Against the New Constitutionalism

Against the New Constitutionalism

Elgar Monographs in Constitutional and Administrative Law series

Tamas Gyorfi

Ever since the Second World War, a new constitutional model has emerged worldwide that gives a pivotal role to judges. Against the New Constitutionalism challenges this reigning paradigm and develops a distinctively liberal position against strong constitutional review that puts the emphasis on epistemic considerations. The author considers whether the minimalist judicial review of Nordic countries is more in line with the best justification of the institution than the Commonwealth model that occupies a central place in contemporary constitutional scholarship.

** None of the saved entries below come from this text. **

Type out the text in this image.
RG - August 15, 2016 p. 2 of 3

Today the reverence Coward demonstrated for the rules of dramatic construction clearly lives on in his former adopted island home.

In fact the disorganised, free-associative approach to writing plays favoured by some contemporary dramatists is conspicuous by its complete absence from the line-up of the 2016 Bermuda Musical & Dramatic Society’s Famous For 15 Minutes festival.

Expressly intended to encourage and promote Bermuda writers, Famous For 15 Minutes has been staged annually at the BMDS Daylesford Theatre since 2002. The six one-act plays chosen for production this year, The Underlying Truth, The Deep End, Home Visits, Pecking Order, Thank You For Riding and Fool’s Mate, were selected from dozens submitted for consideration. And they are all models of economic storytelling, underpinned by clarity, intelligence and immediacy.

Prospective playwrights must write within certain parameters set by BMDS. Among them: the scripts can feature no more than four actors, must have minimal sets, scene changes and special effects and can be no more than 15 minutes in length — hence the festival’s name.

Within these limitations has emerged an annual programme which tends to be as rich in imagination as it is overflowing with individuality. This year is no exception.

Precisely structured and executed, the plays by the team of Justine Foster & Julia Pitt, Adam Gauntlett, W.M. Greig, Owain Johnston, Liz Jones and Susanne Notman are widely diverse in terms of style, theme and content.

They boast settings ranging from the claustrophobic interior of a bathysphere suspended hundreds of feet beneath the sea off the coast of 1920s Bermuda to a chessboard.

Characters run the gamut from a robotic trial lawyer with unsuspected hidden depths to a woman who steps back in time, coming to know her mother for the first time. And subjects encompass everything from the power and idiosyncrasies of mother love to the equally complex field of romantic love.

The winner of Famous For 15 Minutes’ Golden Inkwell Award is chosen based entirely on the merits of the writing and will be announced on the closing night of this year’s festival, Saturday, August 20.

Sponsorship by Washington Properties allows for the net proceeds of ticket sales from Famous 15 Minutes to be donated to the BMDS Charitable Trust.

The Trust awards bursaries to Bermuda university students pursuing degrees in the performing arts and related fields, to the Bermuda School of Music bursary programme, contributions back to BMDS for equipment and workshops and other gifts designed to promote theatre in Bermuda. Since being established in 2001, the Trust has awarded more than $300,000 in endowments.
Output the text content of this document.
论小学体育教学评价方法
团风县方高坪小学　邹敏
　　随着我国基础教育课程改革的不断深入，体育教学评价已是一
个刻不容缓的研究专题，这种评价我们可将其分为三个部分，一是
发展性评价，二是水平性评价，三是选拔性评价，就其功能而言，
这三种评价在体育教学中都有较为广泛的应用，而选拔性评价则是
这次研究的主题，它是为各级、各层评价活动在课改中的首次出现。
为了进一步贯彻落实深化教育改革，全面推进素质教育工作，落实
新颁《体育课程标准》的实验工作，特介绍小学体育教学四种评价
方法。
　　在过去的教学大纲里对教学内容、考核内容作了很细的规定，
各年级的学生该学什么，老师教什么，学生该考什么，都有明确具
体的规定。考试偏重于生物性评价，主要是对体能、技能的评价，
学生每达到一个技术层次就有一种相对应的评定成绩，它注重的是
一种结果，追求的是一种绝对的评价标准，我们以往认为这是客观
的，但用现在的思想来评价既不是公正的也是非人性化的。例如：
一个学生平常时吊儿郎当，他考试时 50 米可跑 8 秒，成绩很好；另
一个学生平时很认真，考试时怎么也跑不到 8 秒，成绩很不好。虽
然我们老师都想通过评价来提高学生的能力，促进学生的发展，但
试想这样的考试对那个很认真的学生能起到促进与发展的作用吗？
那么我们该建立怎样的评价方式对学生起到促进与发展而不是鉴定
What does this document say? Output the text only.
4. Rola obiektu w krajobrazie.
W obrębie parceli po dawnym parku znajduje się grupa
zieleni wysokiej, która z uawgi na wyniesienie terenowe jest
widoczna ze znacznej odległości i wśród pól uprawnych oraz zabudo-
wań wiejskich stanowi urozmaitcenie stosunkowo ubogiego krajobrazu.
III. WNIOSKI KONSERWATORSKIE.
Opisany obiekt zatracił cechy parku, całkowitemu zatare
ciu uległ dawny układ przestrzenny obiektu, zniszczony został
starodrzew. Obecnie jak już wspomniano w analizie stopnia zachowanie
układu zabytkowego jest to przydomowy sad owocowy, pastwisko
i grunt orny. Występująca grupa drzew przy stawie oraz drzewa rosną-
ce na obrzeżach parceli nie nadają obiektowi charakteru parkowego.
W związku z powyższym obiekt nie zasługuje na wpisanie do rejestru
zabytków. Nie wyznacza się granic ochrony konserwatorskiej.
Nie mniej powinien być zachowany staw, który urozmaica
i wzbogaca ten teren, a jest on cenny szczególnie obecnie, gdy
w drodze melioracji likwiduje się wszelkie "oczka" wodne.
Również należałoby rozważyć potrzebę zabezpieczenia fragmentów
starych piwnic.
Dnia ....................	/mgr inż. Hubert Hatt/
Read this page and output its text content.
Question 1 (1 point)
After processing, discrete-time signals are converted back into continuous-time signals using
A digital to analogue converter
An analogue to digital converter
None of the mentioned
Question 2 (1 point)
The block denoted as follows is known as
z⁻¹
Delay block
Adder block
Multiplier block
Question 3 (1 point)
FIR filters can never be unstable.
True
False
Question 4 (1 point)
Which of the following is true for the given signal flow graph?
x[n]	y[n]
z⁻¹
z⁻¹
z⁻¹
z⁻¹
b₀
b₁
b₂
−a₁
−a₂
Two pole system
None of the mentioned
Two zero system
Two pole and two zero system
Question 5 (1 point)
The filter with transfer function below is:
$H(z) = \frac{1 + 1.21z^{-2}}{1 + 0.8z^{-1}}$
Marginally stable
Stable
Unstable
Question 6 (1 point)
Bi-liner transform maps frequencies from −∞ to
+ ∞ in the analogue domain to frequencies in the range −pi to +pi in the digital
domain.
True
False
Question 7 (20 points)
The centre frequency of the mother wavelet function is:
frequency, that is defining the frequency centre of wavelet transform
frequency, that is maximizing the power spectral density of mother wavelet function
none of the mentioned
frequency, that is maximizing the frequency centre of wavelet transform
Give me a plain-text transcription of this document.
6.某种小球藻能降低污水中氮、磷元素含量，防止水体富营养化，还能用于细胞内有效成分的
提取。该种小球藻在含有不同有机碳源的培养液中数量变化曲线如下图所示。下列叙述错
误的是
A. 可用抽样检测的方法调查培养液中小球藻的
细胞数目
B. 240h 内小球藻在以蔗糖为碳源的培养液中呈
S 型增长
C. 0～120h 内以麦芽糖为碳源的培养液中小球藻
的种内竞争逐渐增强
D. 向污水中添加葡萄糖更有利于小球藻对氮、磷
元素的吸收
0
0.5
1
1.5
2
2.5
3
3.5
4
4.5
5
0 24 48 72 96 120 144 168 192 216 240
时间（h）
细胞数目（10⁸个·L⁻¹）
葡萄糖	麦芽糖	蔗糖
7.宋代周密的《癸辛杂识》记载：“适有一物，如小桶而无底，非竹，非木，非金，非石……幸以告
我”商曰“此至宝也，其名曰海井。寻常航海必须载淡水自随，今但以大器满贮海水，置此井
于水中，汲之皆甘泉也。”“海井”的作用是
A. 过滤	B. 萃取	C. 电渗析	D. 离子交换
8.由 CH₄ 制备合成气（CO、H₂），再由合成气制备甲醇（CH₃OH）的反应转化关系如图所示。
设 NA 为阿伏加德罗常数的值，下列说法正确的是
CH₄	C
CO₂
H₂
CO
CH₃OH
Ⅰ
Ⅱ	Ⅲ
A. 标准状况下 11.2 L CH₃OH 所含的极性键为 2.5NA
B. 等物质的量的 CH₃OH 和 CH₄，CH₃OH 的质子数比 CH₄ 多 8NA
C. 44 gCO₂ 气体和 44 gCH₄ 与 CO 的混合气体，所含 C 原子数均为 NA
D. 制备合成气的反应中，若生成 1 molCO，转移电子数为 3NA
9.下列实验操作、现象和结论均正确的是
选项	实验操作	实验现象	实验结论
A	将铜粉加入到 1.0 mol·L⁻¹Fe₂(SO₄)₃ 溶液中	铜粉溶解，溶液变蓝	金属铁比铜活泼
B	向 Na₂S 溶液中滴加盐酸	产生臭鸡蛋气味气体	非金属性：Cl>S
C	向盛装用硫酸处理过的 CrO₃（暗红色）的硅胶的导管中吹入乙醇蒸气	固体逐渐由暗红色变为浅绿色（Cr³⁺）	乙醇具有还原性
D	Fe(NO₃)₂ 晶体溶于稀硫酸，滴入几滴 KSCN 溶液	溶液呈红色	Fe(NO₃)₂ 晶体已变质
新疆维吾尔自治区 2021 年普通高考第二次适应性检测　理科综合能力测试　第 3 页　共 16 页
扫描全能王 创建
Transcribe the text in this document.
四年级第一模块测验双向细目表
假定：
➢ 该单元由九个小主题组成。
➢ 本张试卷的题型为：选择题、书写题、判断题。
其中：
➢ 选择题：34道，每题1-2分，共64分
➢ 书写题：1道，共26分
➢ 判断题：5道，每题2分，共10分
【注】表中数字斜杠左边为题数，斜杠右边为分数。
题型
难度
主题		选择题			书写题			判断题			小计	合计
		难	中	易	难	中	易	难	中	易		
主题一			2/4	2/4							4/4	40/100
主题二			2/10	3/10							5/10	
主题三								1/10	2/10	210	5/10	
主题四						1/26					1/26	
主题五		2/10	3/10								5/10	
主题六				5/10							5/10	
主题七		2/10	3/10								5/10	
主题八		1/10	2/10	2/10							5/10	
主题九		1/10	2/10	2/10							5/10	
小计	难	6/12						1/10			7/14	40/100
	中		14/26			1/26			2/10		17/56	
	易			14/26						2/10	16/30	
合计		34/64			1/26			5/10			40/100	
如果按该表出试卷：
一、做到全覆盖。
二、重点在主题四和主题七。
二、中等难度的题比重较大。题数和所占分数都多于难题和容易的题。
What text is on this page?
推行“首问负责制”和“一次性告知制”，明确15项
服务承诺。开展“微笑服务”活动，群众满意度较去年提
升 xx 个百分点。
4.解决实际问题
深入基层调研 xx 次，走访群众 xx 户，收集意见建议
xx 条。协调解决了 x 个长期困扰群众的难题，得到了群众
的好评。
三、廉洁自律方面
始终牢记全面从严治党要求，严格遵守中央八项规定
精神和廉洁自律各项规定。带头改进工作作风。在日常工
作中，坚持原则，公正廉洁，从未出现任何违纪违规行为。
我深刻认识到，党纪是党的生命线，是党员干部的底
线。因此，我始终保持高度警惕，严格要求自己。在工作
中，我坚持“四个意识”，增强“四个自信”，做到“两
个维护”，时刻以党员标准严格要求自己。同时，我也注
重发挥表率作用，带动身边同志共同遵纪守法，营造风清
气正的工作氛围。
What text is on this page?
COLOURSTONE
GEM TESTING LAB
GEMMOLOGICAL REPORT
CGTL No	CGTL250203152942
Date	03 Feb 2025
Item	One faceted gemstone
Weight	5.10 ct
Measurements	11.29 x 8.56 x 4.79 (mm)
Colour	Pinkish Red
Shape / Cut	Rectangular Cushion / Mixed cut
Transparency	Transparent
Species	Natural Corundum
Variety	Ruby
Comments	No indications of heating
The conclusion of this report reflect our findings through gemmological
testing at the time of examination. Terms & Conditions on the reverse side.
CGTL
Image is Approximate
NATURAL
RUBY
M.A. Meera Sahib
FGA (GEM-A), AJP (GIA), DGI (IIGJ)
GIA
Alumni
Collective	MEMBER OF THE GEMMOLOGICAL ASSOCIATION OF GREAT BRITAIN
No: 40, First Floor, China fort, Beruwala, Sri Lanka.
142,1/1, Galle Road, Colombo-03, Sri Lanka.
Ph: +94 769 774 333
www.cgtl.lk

Chapter 1: The New Constitutionalism

Tamas Gyorfi

Subjects: law - academic, comparative law, constitutional and administrative law, politics and public policy, constitutions

Abstract

The first chapter of the book has three main purposes. First, it defines what the New Constitutionalism is and documents how it has become the orthodox view in constitutional theory. In the terminology of the book, the New Constitutionalism refers to a particular institutional arrangement that comprises four tenets: (1) an entrenched and codified constitution; (2) a codified bill of rights; (3) constitutional judicial review with the power to strike down legislation; (4) the robust exercise of judicial review. However, the New Constitutionalism also refers to the view that the very idea of constitutionalism requires the aforementioned institutional arrangement. Second, the present chapter also addresses the question of why the New Constitutionalism has become the reigning paradigm of constitutional law and explores six possible explanations. Finally, Chapter One spells out the main methodological principles that underpin the book and provides the reader with an outline of the argument.